HURRAY FOR HUYGENS!!!

Halfway through this first month of the new year, & that's obviously the most significant event. It may in fact prove difficult to soon eclipse.

Meanwhile I finally attended one of the band's annual parties; its location in this instance was too close to turn it down, even though I'd been invited to another, simultaneous party, involving my family's business, for the first time in the last few years. To quote myself--the original text altered here because too many brackets seem to mess up Blogger/HTML:

We were supposed to bring food based on available Scottish recipes; I noticed one for herring & potatoes &, with a little help...& inspiration from my days with my late Finnish friend, who'd introduced me to pickled herring with potatoes, made a cheap imitation...The party included an official meeting, during which I & two others were awarded certificates for completing level-1 piping.

Asking the PM later, I learned this merely meant I'd been cleared to play the real pipes.
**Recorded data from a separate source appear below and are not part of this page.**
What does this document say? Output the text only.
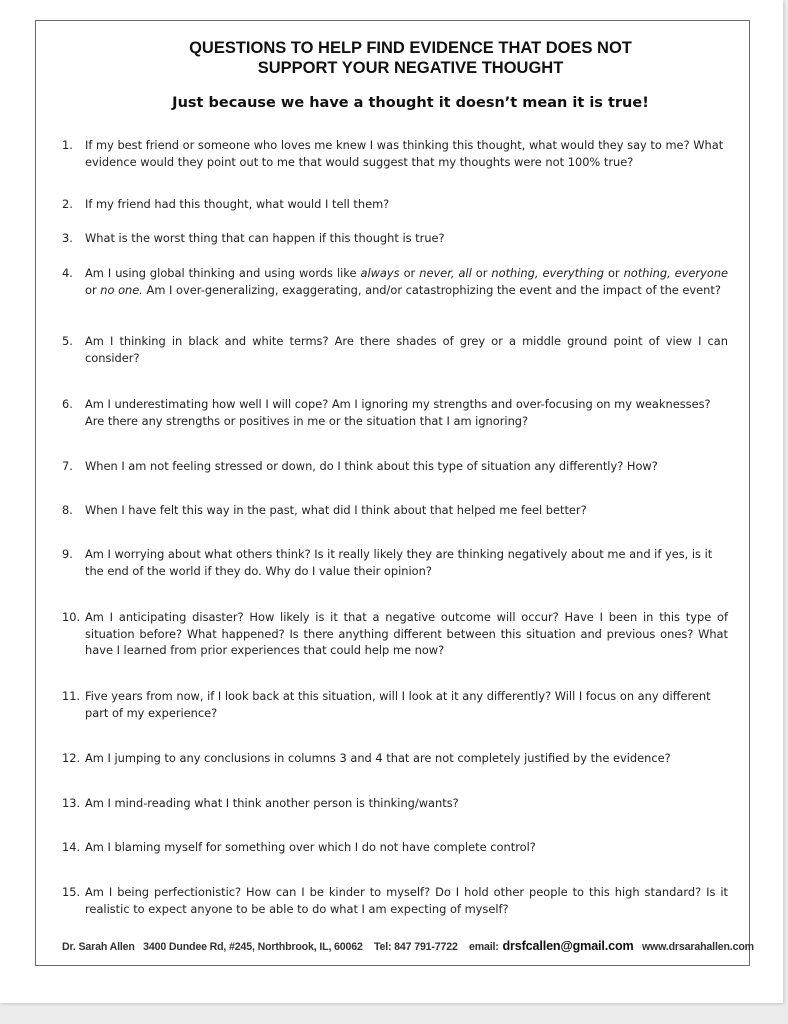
QUESTIONS TO HELP FIND EVIDENCE THAT DOES NOT
SUPPORT YOUR NEGATIVE THOUGHT
Just because we have a thought it doesn’t mean it is true!
1. If my best friend or someone who loves me knew I was thinking this thought, what would they say to me? What evidence would they point out to me that would suggest that my thoughts were not 100% true?
2. If my friend had this thought, what would I tell them?
3. What is the worst thing that can happen if this thought is true?
4. Am I using global thinking and using words like always or never, all or nothing, everything or nothing, everyone or no one. Am I over-generalizing, exaggerating, and/or catastrophizing the event and the impact of the event?
5. Am I thinking in black and white terms? Are there shades of grey or a middle ground point of view I can consider?
6. Am I underestimating how well I will cope? Am I ignoring my strengths and over-focusing on my weaknesses? Are there any strengths or positives in me or the situation that I am ignoring?
7. When I am not feeling stressed or down, do I think about this type of situation any differently? How?
8. When I have felt this way in the past, what did I think about that helped me feel better?
9. Am I worrying about what others think? Is it really likely they are thinking negatively about me and if yes, is it the end of the world if they do. Why do I value their opinion?
10. Am I anticipating disaster? How likely is it that a negative outcome will occur? Have I been in this type of situation before? What happened? Is there anything different between this situation and previous ones? What have I learned from prior experiences that could help me now?
11. Five years from now, if I look back at this situation, will I look at it any differently? Will I focus on any different part of my experience?
12. Am I jumping to any conclusions in columns 3 and 4 that are not completely justified by the evidence?
13. Am I mind-reading what I think another person is thinking/wants?
14. Am I blaming myself for something over which I do not have complete control?
15. Am I being perfectionistic? How can I be kinder to myself? Do I hold other people to this high standard? Is it realistic to expect anyone to be able to do what I am expecting of myself?
Dr. Sarah Allen 3400 Dundee Rd, #245, Northbrook, IL, 60062 Tel: 847 791-7722 email: drsfcallen@gmail.com www.drsarahallen.com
OK--on to "real" history. The Huygens probe has landed on Titan. Though its mission ran only a few hours, & some doofus failed to flip a switch, compromising a second data channel, I consider this the greatest day in Solar System exploration since Voyager 2 left Neptune behind. This is not to minimize the Jovian contributions of Cassini's durable predecessor Galileo, nor the balance of Cassini's own Saturnian mission, which is to last at least a few years. Nor do I wish to overlook the two rovers currently operating on Mars--as orbiters investigate that world from above. These twin rovers, in fact, still rolling around the Red Planet after a year now, are champions in their own right. I happen to be more interested in the outer Solar System, truth be told, & Titan's been described as the last unknown real estate, its exotic atmosphere hiding a no-doubt fascinating surface. Already Europe's lander appears to have spotted liquid-carved channels, though the presence & nature of any liquid there remains uncertain.

FWIW, when I was in high school, some 30 years ago, I came up with a sort of comic-book/cartoon series featuring a character, based on myself, who served as governor ("Satrap") of Saturn under a science-fiction-style interstellar empire. Naturally his HQ was on Titan. In those days I had little better than a Chesley Bonestell painting to go by when depicting this moon; we didn't yet know it was blanketed in smog!